Denaturation of Intracellular Proteins
A key process in necrosis that, along with enzymatic digestion, leads to the morphological features of necrotic cells.
Enzymatic Digestion
The breakdown of lethally injured cells by enzymes, contributing to the morphological appearance of necrosis.
Increased Eosinophilia (Necrosis)
A morphological feature of necrotic cells, partly due to the loss of cytoplasmic RNA and partly to denatured cytoplasmic proteins.
Moth-Eaten Cytoplasm (Necrosis)
The appearance of vacuolated cytoplasm in necrotic cells after enzymes have digested the cytoplasmic organelles.
Calcification (Necrosis)
The ultimate fate of some dead cells, where they may become calcified.
Inflammation (Necrosis)
A host reaction that occurs when cellular contents leak out of the damaged plasma membrane in necrosis.
Oxygen at High Concentrations
A chemical agent that can cause cell injury.
Anemia
A condition of decreased oxygen-carrying capacity of the blood, which can lead to hypoxia.
Misfolded Proteins
Proteins that may accumulate due to prolonged ATP depletion or genetic derangements, potentially triggering cell death.
Phagocytosis of Debris
The process by which necrotic cells and their contents disappear from the body, carried out by leukocytes.
Transition Metals
Elements like iron and copper that can catalyze free radical formation during intracellular reactions.
Nitric Oxide (NO)
A molecule that can act as a free radical and be converted to other highly reactive species like peroxynitrite anion.
Antioxidants
Substances that either block free radical formation or inactivate existing free radicals.
Catalase
An enzyme found in peroxisomes that breaks down hydrogen peroxide, reducing oxidative stress.
Glutathione Peroxidase
A selenium-containing enzyme that reduces peroxides using glutathione, protecting cells from oxidative damage.
Lesions in DNA
DNA strand breaks and cross-linking caused by free radicals, contributing to mutations and cell death.

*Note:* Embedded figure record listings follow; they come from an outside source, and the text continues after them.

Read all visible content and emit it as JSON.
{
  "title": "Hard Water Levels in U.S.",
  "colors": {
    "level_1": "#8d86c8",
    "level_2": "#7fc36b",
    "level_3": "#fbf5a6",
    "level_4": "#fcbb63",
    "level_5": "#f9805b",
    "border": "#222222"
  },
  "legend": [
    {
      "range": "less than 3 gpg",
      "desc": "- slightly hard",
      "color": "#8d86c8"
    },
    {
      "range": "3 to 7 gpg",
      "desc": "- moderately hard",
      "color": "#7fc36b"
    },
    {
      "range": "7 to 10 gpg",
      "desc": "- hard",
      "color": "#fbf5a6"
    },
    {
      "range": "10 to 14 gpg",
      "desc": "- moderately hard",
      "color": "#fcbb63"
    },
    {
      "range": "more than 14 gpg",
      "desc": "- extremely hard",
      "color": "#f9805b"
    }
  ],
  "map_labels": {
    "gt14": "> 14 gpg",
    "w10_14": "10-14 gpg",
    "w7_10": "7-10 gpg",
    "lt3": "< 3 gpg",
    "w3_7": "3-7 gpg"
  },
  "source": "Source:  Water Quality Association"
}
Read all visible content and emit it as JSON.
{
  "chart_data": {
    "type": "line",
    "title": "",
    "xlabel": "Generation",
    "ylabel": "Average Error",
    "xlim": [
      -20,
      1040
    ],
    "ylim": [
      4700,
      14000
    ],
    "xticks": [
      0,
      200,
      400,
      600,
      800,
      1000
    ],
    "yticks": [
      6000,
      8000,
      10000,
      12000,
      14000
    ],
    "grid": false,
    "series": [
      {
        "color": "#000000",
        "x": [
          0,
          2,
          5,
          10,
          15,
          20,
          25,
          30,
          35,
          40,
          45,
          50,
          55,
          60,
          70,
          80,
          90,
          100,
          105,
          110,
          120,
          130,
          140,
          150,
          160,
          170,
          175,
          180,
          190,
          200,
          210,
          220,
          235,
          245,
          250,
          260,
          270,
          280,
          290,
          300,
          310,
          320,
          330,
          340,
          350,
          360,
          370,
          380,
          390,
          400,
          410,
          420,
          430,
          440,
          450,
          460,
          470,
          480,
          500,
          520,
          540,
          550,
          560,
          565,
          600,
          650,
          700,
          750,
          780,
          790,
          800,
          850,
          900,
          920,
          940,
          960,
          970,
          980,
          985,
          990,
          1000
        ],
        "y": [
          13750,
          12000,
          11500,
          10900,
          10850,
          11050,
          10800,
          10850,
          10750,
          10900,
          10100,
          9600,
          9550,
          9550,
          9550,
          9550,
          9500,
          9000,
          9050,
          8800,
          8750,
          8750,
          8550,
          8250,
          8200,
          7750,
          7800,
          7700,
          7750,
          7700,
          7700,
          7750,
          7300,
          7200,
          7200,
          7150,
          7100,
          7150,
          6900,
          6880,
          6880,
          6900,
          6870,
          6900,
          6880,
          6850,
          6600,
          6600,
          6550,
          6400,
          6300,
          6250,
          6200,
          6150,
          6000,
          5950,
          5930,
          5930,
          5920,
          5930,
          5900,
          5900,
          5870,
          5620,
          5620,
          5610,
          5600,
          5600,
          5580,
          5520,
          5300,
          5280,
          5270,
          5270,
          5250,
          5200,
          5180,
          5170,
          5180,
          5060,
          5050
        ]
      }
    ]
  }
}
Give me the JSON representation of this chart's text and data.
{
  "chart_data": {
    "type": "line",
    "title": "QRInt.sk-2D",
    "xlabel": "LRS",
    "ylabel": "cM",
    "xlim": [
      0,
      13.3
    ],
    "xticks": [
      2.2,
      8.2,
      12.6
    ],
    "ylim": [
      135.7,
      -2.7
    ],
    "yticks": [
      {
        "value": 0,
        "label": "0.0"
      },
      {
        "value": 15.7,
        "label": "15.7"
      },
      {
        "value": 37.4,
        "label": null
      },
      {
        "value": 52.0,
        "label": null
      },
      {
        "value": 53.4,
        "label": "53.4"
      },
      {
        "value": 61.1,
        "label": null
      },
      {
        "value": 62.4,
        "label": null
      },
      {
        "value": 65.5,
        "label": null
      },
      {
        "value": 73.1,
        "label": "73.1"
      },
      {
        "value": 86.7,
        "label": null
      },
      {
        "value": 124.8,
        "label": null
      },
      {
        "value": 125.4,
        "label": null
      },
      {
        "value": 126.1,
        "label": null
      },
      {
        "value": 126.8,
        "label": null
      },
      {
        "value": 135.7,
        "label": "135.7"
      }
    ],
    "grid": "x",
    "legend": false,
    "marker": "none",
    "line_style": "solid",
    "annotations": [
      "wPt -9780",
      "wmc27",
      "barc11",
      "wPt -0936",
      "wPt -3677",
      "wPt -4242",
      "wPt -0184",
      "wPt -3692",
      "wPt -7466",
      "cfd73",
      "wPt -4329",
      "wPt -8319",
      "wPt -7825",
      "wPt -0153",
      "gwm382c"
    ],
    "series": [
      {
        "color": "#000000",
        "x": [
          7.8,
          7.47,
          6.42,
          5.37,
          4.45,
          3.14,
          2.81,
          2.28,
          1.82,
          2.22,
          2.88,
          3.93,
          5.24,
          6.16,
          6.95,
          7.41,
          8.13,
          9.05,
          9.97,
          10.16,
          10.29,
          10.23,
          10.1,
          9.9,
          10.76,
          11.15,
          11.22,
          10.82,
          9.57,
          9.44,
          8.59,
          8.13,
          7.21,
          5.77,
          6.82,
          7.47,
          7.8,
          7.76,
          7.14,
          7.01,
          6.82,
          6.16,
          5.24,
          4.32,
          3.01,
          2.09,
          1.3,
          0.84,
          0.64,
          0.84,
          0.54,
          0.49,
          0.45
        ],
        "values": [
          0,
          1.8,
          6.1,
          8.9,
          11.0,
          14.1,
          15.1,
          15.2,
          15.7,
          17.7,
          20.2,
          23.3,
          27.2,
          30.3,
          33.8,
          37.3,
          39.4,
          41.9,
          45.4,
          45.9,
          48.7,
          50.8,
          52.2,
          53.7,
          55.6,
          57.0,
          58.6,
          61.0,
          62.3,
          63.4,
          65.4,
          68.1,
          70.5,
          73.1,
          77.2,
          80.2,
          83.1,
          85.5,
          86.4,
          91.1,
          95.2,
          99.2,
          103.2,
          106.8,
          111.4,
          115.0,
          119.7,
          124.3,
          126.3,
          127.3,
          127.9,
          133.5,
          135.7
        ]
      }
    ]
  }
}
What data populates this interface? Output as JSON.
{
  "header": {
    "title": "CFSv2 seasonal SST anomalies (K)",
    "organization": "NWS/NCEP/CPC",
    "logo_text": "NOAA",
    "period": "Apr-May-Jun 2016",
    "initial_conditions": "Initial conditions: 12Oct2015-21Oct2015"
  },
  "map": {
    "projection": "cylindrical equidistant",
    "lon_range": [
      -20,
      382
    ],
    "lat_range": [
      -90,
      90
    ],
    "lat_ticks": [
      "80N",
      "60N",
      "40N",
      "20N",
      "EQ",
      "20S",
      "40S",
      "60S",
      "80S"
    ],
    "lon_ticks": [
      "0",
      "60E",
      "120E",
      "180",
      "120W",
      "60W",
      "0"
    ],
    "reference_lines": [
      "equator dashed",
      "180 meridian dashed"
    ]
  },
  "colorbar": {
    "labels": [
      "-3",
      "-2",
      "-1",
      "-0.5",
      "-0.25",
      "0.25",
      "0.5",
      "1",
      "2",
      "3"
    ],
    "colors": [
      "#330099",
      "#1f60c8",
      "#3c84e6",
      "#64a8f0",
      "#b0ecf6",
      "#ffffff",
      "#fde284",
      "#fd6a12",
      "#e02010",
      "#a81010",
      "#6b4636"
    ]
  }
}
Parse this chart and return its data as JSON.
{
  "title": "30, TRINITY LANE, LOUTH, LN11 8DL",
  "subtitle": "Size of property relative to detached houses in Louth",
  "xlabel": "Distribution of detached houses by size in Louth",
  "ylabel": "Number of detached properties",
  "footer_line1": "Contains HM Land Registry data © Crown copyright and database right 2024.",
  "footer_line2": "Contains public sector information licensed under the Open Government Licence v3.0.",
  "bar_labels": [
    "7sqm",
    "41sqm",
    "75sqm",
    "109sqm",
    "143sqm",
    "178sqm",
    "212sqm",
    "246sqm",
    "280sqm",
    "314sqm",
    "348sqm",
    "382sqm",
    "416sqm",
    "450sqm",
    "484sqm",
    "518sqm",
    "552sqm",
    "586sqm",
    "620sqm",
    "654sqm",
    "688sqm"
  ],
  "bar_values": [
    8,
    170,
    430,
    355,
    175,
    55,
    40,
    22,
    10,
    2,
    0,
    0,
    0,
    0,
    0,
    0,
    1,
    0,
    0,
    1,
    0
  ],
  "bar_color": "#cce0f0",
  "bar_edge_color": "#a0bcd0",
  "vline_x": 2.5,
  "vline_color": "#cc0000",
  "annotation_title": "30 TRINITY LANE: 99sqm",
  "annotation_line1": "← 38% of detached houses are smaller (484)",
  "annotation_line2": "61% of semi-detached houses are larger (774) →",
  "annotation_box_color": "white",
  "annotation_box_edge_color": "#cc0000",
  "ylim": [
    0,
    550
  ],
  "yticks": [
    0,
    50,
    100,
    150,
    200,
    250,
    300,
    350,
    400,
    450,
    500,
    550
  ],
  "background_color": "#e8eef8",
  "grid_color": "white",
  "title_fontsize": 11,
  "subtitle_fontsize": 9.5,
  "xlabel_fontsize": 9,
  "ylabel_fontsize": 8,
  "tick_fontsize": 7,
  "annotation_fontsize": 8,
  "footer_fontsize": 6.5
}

Decreased Phospholipid Synthesis
A consequence of mitochondrial damage that impairs membrane repair and contributes to cell injury.
Increased Phospholipid Breakdown
Excessive degradation of membrane phospholipids by activated enzymes, producing toxic byproducts.
Cytoskeletal Abnormalities
Damage to elements of the cytoskeleton caused by activation of proteases, contributing to membrane damage.
Acute Pancreatitis
An abdominal emergency where pancreatic enzymes leak out of acinar cells and liquefy the membranes of fat cells in the peritoneum, leading to fat necrosis.